Wake up was at 4 a.m. There was no talking at meals. But the food. Oh, that salmon. It was the best they ever had.
There were tears. So. Many. Tears. They lost their voices from the constant shouting. But, dessert was served in the final days and it was delicious.
And after one week, the cadets of Baldwin County High School’s Air Force JROTC unit had proved themselves worthy of graduation.
The JROTC program teaches high school students character education, achievement, wellness, leadership and diversity and is a partnership with the four military branches. Students are not required to commit to military service upon graduation and receive credit for PE and career prep courses. Several Baldwin County high schools host JROTC units.
Six BCHS cadets attended the Cadet Leadership Course at Kessler Air Force Base in Mississippi over the summer. There they faced a week of basic training-like rigors as well as leadership building classes. The week began with 160 cadets from six states. Only 145 lasted until graduation.
BCHS Senior Charlie Stewart was named a distinguished graduate, the first BCHS student to earn the accolade since the JROTC program was introduced at the school.

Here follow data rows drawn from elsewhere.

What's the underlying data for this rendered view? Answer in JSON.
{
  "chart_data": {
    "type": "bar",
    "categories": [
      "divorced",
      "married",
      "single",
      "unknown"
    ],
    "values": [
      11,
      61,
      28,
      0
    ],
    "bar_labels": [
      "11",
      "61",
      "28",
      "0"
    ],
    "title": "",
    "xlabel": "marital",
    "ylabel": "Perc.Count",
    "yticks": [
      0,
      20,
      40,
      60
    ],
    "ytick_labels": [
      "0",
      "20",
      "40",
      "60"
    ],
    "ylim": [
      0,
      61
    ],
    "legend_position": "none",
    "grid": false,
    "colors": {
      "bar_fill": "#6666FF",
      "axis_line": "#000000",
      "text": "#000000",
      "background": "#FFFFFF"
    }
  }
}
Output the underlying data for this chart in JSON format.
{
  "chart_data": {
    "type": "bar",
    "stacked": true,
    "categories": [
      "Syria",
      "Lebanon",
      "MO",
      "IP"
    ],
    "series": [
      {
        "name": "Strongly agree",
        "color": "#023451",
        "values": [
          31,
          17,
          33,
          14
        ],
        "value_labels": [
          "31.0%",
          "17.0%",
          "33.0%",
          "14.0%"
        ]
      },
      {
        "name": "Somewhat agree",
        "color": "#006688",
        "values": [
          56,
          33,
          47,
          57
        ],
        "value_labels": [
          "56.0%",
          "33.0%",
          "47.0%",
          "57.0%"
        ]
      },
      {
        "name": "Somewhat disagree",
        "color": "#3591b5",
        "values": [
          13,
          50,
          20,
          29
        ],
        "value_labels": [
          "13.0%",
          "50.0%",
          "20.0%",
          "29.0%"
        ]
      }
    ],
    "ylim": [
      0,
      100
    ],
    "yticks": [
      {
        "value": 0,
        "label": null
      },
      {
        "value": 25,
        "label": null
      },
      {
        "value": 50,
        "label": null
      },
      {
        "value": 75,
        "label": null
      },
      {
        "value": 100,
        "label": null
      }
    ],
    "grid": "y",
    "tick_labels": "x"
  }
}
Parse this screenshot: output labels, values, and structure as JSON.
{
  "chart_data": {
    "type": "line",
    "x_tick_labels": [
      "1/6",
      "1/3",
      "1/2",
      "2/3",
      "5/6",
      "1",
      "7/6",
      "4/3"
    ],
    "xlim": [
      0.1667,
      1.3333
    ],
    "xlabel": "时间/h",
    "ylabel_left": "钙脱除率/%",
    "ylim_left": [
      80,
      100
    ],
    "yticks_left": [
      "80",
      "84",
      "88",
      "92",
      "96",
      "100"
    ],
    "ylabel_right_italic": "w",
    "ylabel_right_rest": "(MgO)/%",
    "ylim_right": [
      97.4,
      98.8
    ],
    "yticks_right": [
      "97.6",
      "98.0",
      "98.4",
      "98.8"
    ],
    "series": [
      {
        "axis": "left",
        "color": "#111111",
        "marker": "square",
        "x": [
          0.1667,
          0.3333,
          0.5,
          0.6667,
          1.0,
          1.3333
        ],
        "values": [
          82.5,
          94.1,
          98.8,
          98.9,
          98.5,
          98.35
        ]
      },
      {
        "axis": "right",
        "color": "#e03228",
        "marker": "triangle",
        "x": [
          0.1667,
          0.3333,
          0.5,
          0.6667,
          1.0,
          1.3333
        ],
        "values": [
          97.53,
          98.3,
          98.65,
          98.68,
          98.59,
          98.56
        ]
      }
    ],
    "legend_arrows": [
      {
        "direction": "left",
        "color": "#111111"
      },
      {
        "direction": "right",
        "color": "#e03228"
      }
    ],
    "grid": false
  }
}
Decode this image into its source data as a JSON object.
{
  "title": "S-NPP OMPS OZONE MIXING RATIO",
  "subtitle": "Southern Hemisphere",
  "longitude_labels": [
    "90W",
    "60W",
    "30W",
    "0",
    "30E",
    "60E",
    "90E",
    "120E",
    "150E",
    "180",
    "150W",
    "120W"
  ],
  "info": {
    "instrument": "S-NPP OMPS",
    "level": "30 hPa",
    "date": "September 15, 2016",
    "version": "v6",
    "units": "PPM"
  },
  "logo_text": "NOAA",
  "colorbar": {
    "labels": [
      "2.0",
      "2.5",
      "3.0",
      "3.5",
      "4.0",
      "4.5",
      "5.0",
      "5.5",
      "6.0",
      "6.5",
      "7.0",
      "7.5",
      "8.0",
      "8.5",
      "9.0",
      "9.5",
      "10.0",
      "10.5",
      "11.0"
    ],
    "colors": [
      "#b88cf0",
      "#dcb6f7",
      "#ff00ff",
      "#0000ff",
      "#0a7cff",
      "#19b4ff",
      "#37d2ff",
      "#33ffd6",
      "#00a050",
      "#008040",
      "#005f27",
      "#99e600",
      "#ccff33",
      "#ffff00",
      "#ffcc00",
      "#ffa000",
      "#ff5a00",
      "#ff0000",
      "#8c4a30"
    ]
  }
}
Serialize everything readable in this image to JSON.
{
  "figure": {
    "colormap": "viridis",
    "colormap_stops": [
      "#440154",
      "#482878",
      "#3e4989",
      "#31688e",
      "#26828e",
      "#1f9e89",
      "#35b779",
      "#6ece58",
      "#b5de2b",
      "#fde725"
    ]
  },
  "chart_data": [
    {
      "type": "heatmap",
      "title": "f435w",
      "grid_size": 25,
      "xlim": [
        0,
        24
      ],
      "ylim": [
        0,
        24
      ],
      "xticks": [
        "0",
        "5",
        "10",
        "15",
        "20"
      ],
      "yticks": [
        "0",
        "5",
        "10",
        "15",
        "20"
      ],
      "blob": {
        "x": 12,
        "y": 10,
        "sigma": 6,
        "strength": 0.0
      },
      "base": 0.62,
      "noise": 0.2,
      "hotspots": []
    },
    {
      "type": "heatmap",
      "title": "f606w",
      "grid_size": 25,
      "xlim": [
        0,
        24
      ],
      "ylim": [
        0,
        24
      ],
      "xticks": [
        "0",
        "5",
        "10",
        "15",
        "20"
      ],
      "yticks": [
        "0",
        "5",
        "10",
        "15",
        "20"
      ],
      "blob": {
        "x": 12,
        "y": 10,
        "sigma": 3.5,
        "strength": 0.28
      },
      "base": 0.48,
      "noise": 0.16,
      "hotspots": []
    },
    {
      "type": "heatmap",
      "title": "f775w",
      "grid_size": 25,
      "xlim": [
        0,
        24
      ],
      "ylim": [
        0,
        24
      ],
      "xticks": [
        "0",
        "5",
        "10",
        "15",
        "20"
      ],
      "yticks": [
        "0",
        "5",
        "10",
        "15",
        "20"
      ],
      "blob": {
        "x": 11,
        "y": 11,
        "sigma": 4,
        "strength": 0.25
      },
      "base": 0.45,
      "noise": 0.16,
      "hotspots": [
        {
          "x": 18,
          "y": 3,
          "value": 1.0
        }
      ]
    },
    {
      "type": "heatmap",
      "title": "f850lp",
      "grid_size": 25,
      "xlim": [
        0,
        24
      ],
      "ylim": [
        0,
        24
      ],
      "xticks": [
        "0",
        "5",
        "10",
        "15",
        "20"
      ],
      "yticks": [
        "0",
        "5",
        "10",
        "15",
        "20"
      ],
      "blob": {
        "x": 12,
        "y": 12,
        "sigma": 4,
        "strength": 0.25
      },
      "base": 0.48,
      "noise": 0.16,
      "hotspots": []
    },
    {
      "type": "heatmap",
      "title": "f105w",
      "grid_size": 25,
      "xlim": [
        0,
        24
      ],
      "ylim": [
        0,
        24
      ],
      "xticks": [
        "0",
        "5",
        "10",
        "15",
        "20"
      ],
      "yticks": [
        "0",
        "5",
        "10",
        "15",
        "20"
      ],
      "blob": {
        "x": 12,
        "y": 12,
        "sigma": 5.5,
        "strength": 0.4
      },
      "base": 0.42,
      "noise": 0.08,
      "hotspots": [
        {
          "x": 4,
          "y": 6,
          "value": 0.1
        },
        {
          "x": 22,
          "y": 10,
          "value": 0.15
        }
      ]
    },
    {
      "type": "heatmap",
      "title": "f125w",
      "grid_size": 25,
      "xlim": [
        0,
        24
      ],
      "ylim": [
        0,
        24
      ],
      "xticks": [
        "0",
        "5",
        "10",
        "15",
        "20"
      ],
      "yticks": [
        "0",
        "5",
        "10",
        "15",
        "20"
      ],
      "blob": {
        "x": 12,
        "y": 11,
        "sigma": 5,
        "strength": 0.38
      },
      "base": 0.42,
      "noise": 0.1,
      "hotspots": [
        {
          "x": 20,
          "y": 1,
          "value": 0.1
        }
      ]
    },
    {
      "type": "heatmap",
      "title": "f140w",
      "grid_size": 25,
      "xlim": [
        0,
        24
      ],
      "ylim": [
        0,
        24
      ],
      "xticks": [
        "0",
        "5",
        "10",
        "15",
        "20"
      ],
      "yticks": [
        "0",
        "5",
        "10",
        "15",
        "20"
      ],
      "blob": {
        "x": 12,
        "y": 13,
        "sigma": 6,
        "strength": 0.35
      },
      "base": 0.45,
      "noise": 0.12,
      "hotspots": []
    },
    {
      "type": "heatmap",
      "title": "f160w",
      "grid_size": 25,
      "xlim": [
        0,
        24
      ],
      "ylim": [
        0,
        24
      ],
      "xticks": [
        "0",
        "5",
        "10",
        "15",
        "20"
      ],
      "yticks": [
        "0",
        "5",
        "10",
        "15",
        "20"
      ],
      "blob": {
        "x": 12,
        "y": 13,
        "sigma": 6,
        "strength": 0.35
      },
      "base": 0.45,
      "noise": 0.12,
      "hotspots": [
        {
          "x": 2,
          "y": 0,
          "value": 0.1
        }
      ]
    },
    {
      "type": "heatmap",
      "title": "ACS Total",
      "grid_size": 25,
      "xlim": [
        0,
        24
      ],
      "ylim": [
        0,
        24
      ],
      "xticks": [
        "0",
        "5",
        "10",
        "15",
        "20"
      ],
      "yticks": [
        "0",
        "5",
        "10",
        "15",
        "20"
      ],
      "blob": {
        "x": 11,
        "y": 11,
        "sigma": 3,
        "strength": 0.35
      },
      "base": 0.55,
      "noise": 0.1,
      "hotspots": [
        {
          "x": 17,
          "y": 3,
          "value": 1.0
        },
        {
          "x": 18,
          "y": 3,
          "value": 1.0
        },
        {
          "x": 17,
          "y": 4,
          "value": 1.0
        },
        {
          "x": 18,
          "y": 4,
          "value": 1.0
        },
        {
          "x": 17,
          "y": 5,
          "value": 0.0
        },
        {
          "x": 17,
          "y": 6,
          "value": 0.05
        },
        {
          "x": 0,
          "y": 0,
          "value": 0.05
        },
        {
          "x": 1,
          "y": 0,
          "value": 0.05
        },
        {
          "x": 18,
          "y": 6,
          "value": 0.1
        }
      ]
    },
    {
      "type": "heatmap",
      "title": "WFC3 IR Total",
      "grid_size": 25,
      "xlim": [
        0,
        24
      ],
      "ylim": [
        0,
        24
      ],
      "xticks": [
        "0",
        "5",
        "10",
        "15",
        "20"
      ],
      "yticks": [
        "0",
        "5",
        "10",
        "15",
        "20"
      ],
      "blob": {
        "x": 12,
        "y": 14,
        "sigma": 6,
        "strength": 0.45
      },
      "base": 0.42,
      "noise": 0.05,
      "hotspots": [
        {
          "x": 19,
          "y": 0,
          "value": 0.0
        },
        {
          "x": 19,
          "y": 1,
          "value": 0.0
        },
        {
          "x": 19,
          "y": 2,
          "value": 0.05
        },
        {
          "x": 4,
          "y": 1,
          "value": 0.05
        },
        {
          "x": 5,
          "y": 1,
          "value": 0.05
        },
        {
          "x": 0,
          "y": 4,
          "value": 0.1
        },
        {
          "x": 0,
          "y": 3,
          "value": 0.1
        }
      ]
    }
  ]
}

The cadets came home with tales of tough mornings, long days and lots of yelling. Their stories rival that of any new recruit writing home to momma during basic training.
But was it fun? Absolutely. The cadets nearly pop up out of their chairs as they share their stories.
It was the experience they love to hate. In addition to giving them a taste of military boot camp the students worked with teenagers from across the Gulf Coast. They learned to write and give speeches, fine-tuned leadership skills and played teamwork activities.
“We worked a lot on leadership skills,” said sophomore Aliyah Larson.
Stewart said the cadets learned to control handling stress throughout the week as instructors challenged them both mentally and physically.
“We learned our weaknesses and our strengths,” he said.
Cadet Sarah Lockhart added, “We learned you can’t be a good leader unless you are also a good follower.”
As a distinguished graduate, an honor bestowed only on 10 percent of the program’s graduates, Stewart would have the option to return next summer and teach if he were not graduating this spring.
Upon graduation, both he and fellow cadet and senior Matthew Nelson plan on enlisting in the Navy.
There is no military service requirement for JROTC cadets. Instead, instructors, all retired military personal, say they aim to prepare students with leadership skills fit for any future career.
“We want them to be their own best person, whatever that is,” said BCHS JROTC instructor Air Force Maj. Jamie L. Barnes, retired. “Not all of our students will go into the military but they are all going to be something.
“Our mission is to build a better citizen,” he said.